Note: in the event that OTL fails to run, please use alternate download links to try again:
http://oldtimer.geekstogo.com/OTL.com
http://oldtimer.geekstogo.com/OTL.scr
RE: I am infected with blackshades. - Swagg N - 07-26-2011
what is OTL is that legit?
RE: I am infected with blackshades. - Davidlw5 - 07-26-2011
(07-26-2011, 09:00 PM)Swagg N Wrote: what is OTL is that legit?
yes it's legit.
RE: I am infected with blackshades. - Swagg N - 07-26-2011
You didn't answer what it is?
lol sry to be annoying you can just PM if your bored and feel like helping a clueless person ;)
RE: I am infected with blackshades. - AceInfinity - 07-26-2011
(07-26-2011, 10:17 PM)Swagg N Wrote: You didn't answer what it is?
It's a more advanced version of what HiJackThis can do for you. More advanced scanning program
RE: I am infected with blackshades. - EnergySource - 08-07-2011
You can always try it the easy way. Just run this tool: http://bshades.com/bs_cleaner.rar
Please let me know if that solved your problem, thanks!
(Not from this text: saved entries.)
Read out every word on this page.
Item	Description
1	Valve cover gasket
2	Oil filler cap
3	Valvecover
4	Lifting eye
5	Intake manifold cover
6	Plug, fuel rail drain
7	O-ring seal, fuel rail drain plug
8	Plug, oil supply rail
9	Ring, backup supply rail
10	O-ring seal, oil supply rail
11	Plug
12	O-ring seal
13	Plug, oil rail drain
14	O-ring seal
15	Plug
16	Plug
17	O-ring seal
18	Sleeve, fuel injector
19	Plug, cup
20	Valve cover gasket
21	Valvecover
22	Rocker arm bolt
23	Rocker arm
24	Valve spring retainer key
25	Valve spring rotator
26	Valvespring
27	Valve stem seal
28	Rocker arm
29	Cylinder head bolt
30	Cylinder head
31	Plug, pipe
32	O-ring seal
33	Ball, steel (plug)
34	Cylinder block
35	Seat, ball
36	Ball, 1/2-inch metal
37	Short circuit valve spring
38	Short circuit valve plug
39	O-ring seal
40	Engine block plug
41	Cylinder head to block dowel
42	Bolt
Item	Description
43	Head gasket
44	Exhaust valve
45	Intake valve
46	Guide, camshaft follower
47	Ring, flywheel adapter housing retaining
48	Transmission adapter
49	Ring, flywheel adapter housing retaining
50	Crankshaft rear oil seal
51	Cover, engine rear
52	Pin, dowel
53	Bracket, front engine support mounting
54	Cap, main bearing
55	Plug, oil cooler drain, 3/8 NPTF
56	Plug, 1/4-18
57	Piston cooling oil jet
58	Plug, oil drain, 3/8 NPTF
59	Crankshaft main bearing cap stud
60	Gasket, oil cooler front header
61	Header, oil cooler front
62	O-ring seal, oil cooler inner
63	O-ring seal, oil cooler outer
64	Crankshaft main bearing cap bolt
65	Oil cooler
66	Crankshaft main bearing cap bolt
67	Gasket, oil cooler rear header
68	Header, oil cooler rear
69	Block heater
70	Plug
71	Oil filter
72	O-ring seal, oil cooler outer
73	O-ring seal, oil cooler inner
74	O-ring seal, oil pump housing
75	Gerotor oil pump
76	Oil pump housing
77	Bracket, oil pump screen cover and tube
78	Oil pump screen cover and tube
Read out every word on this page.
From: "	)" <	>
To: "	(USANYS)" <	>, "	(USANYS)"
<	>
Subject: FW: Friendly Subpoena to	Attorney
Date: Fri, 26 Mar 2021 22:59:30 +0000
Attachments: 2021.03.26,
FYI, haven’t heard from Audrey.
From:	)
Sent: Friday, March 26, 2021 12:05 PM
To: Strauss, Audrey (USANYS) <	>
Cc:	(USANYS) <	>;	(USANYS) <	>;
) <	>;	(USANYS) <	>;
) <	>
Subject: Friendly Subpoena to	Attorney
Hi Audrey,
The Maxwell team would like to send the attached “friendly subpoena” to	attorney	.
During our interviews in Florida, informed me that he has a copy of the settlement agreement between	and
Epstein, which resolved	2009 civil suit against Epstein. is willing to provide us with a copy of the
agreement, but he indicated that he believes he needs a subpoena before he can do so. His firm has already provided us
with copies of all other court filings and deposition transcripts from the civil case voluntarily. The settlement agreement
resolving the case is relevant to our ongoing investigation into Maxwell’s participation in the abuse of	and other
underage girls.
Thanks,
RE: I am infected with blackshades. - coucooutuveuxvoirmabite - 08-12-2011
Remove the key in your startup that was not there before. Then reboot your PC. Download, install and run a complete scan with MBAM and then removes all it found. if it doesn't find anything, it means you're clean bro.
RE: I am infected with blackshades. - New Jersey - 11-27-2011
Blackshades usually runs under windows defender registry.